“What an odd flat shining thing!” she said, and, taking up the mirror, looked into it.

For a moment she said nothing at all, but the great tears of anger and jealousy stood in her pretty eyes, and her face flushed from forehead to chin.

“A woman!” she cried, “a woman! So that is his secret! He keeps a woman in this cupboard. A woman, very young and very pretty—no, not pretty at all, but she thinks herself so. A dancing-girl from Kioto, I’ll be bound; ill-tempered too—her face is scarlet; and oh, how she frowns, nasty little spitfire. Ah, who could have thought it of him? Ah, it’s a miserable girl I am—and I’ve cooked his daikon and mended his hakama a hundred times. Oh! oh! oh!”

With that, she threw the mirror into its case, and slammed-to the cupboard door upon it. Herself she flung upon the mats, and cried and sobbed as if her heart would break.

In comes her husband.

“I’ve broken the thong of my sandal,” says he, “and I’ve come to—— But what in the world?” and in an instant he was down on his knees beside Mistress Tassel doing what he could to comfort her, and to get her face up from the floor where she kept it.

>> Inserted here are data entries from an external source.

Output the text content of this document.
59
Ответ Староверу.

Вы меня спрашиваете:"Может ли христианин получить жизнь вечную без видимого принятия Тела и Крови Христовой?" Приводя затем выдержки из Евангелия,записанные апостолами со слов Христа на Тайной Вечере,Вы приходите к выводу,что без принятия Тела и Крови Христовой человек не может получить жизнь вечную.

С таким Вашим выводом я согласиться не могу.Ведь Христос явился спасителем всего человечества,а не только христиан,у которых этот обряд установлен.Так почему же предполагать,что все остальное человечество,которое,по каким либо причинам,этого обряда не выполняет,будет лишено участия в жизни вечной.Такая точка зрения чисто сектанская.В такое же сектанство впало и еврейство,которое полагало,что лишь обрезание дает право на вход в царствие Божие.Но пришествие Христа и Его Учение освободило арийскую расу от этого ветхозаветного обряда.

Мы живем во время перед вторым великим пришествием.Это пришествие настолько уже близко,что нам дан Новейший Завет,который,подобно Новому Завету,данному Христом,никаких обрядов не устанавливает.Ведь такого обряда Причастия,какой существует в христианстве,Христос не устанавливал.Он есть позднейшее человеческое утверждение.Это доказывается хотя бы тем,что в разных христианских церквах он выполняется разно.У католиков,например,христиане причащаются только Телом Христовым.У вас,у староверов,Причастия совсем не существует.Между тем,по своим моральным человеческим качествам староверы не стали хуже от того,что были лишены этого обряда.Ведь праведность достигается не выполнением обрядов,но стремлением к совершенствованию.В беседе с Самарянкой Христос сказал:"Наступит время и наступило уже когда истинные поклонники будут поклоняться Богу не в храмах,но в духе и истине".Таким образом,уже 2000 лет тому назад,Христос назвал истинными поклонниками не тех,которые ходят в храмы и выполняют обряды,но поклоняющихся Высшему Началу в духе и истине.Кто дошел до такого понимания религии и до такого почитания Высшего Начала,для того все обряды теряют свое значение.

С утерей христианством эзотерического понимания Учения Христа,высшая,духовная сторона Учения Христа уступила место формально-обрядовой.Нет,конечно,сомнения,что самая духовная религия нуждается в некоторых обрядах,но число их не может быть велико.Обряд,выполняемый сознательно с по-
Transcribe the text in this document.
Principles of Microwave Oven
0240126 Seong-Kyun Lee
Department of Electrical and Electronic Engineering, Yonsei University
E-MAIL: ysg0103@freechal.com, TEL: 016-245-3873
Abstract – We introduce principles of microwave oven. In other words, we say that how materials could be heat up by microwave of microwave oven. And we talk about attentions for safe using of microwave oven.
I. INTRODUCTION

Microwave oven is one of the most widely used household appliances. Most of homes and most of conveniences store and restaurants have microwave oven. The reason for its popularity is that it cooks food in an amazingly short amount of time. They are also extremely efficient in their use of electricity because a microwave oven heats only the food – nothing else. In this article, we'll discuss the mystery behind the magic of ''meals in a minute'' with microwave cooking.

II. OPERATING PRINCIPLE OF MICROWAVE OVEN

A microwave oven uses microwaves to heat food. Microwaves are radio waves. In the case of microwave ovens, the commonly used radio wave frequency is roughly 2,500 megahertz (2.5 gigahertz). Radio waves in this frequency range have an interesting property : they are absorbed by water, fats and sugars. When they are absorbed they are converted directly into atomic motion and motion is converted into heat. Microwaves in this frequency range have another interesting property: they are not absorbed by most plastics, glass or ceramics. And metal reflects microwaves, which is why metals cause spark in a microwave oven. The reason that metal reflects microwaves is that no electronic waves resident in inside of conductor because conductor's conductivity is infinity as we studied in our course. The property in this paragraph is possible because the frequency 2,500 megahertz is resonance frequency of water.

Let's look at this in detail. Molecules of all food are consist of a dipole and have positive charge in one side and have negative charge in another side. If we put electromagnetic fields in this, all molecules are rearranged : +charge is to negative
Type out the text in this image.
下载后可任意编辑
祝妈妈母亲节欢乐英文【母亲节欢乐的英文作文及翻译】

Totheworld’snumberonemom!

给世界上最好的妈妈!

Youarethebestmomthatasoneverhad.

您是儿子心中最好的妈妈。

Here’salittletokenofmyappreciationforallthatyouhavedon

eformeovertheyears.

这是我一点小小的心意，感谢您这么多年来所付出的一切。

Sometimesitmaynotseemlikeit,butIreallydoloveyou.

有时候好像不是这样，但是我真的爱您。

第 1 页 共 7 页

“Why, what is it, my own darling?” says he.

Your own darling!” she answers very fierce through her sobs; and “I want to go home,” she cries.

“But, my sweet, you are at home, and with your own husband.”

“Pretty husband!” she says, “and pretty goings-on, with a woman in the cupboard! A hateful, ugly woman that thinks herself beautiful; and she has my green sleeve-linings there with her to boot.”